The ten largest retail bank brands in the U.S. stand to lose a combined $92 billion in deposits next year. Smells like opportunity for everyone else.
A multiyear study from cg42 ranks the top 10 most vulnerable national retail banks in the U.S. According to the analysis, Citi is now the bank most vulnerable to losing customers, deposits and revenue. Two years ago, that was not the case, back when BofA was the most likely to see high attrition and defections. BofA now ranks third.
The report is a follow-up to cg42’s previous research back in 2011. The study is based on a proprietary ” Brand Vulnerability Index” (BVI) that measures consumer frustrations and calculates the risks associated with each bank brand.
What is Brand Vulnerability?
Brand Vulnerability is a measure of a brand’s level of risk for increased customer attrition, decreased acquisition effectiveness, and the associated financial loss based on an analysis of the frequency, impact, and uniqueness of the frustrations their current customers experience.
Researchers examined four components of brand vulnerability: frequency of customer frustrations; customer sharing behavior (for example, disclosure of frustrations on social media); the impact of frustrations on customer behavior; and the uniqueness of those frustrations to a particular bank. Responses were collected from 3,662 customers, analyzed, then modeled to yield the rankings.

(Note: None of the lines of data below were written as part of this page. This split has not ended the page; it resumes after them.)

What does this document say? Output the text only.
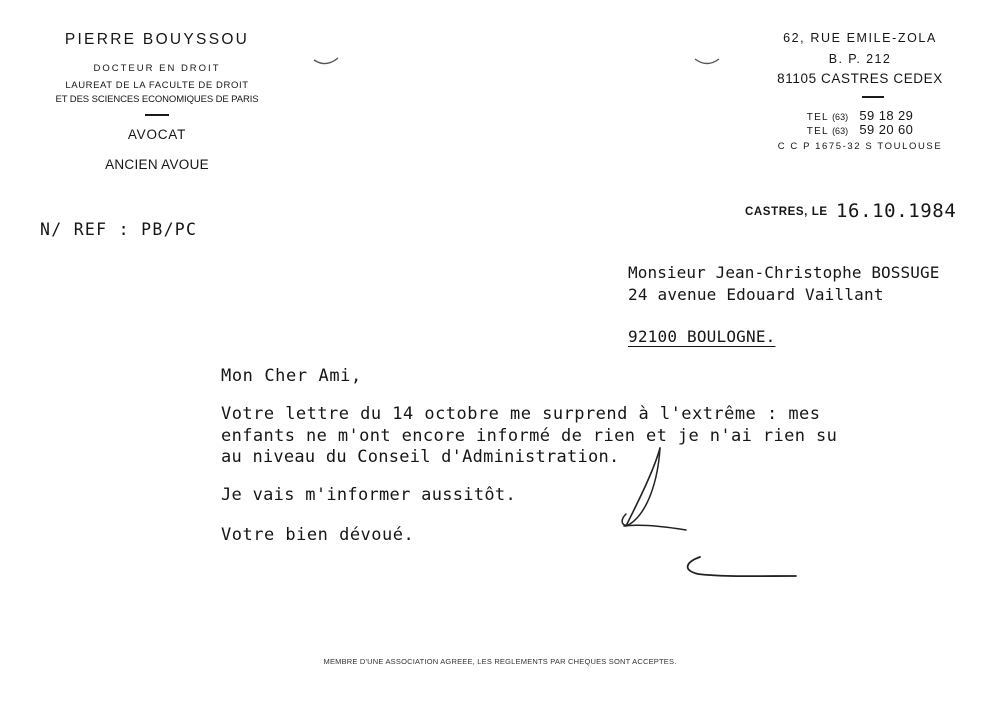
PIERRE BOUYSSOU
DOCTEUR EN DROIT
LAUREAT DE LA FACULTE DE DROIT
ET DES SCIENCES ECONOMIQUES DE PARIS
AVOCAT
ANCIEN AVOUE
62, RUE EMILE-ZOLA
B. P. 212
81105 CASTRES CEDEX
TEL (63) 59 18 29
TEL (63) 59 20 60
C C P 1675-32 S TOULOUSE
N/ REF : PB/PC
CASTRES, LE 16.10.1984
Monsieur Jean-Christophe BOSSUGE
24 avenue Edouard Vaillant
92100 BOULOGNE.
Mon Cher Ami,
Votre lettre du 14 octobre me surprend à l'extrême : mes
enfants ne m'ont encore informé de rien et je n'ai rien su
au niveau du Conseil d'Administration.
Je vais m'informer aussitôt.
Votre bien dévoué.
MEMBRE D'UNE ASSOCIATION AGREEE, LES REGLEMENTS PAR CHEQUES SONT ACCEPTES.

26% of customers said they are frustrated with their primary bank. cg42 estimates that this puts customer deposits totaling a whopping $627 billion in jeopardy at the top 10 banks, $92 billion of which is projected to exit in the next 12 month, a mild improvement from the 2011 findings when $675 billion was at risk and projected losses were $185 billion.

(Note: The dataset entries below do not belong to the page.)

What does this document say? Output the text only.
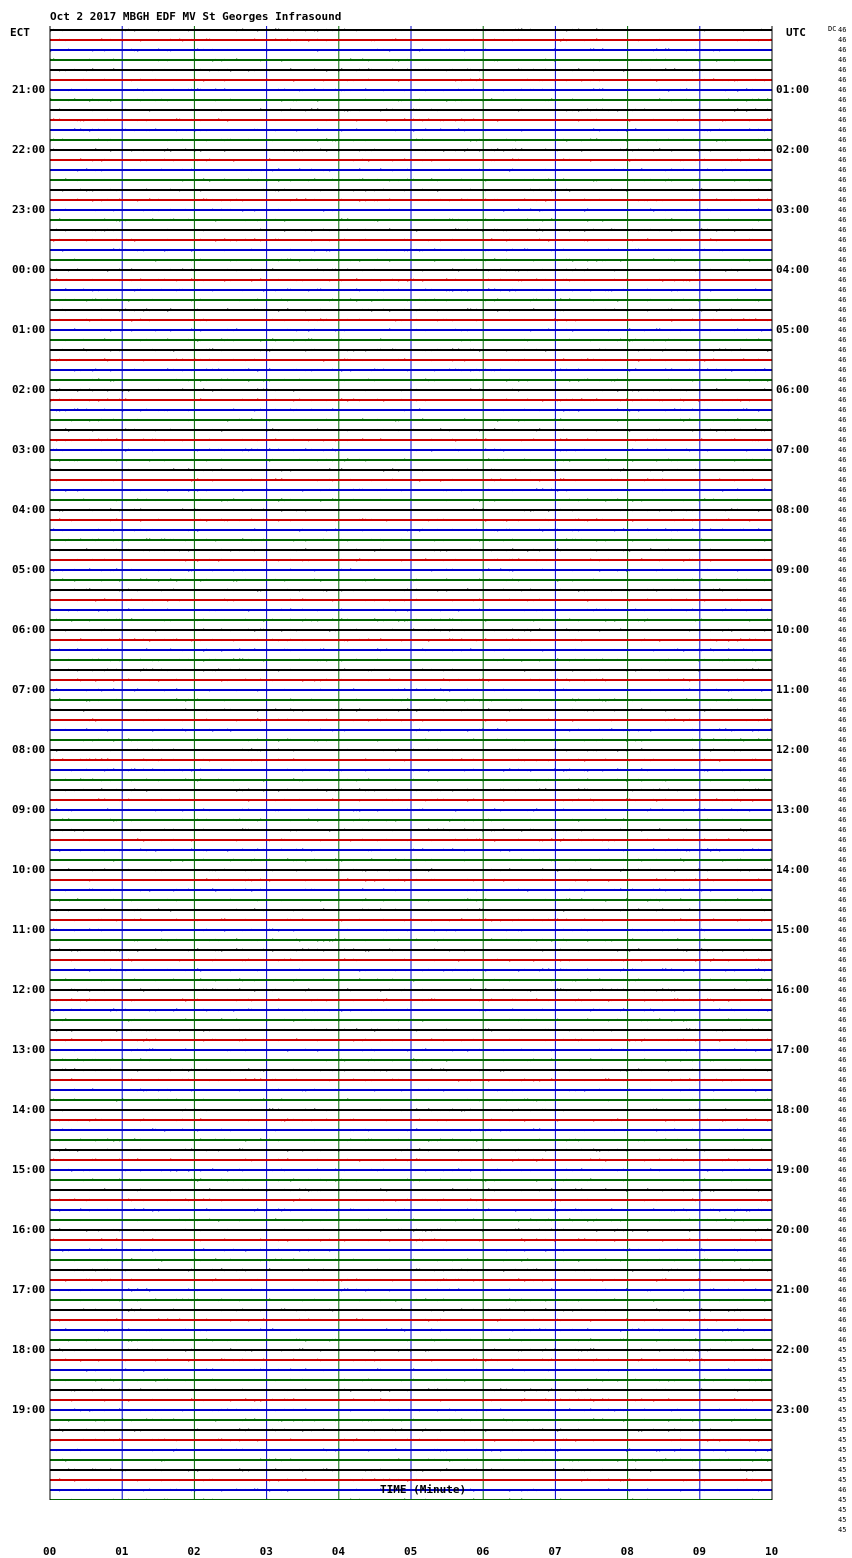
Oct 2 2017 MBGH EDF MV St Georges Infrasound
ECT	UTC	DC
TIME (Minute)
00	01	02	03	04	05	06	07	08	09	10
21:00
22:00
23:00
00:00
01:00
02:00
03:00
04:00
05:00
06:00
07:00
08:00
09:00
10:00
11:00
12:00
13:00
14:00
15:00
16:00
17:00
18:00
19:00
01:00
02:00
03:00
04:00
05:00
06:00
07:00
08:00
09:00
10:00
11:00
12:00
13:00
14:00
15:00
16:00
17:00
18:00
19:00
20:00
21:00
22:00
23:00
46
46
46
46
46
46
46
46
46
46
46
46
46
46
46
46
46
46
46
46
46
46
46
46
46
46
46
46
46
46
46
46
46
46
46
46
46
46
46
46
46
46
46
46
46
46
46
46
46
46
46
46
46
46
46
46
46
46
46
46
46
46
46
46
46
46
46
46
46
46
46
46
46
46
46
46
46
46
46
46
46
46
46
46
46
46
46
46
46
46
46
46
46
46
46
46
46
46
46
46
46
46
46
46
46
46
46
46
46
46
46
46
46
46
46
46
46
46
46
46
46
46
46
46
46
46
46
46
46
46
46
46
45
45
45
45
45
45
45
45
45
45
45
45
45
45
46
45
45
45
45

Top 10 Most Vulnerable Big Bank Brands
to Switch in
the Next Year
Lost in the Next Year
in the Next Year
Among the major sources of irritation for customers: broken promises, being nickeled and dimed, and getting hit with unexpected overdraft charges and fees. (Note: In the wake of Reg E, It’s hard to believe anyone could feel their overdraft charges were “unexpected.”)
In the current study, TD Bank has the lowest brand vulnerability score, replacing PNC, which was the least vulnerable bank in 2011.
- 26% of the top 10 retail banks’ customers are vulnerable in 2013. While an improvement from 2011 when 33% of customers were vulnerable, $627 billion in deposits and $34 billion in revenue remain at risk.
- 15% of vulnerable customers are actively looking to switch their primary bank and 11% are very frustrated, but not actively looking to switch.
- 11.4% of Citibank’s customers are expected to defect and move $18 billion in deposits to another institution in the next year.
- 63% of customers believe that banks merely claim to have consumer interests at heart but in fact only care about their own interests. That’s down 8% since 2011.
- 55% of customers in 2013 are uncomfortable with how large the major banks have become compared (vs. 50% in 2011).
“Customers still feel that their financial institutions aren’t serving their best interests and they’re frustrated,” adds Stephen Beck, founder and managing partner of cg42.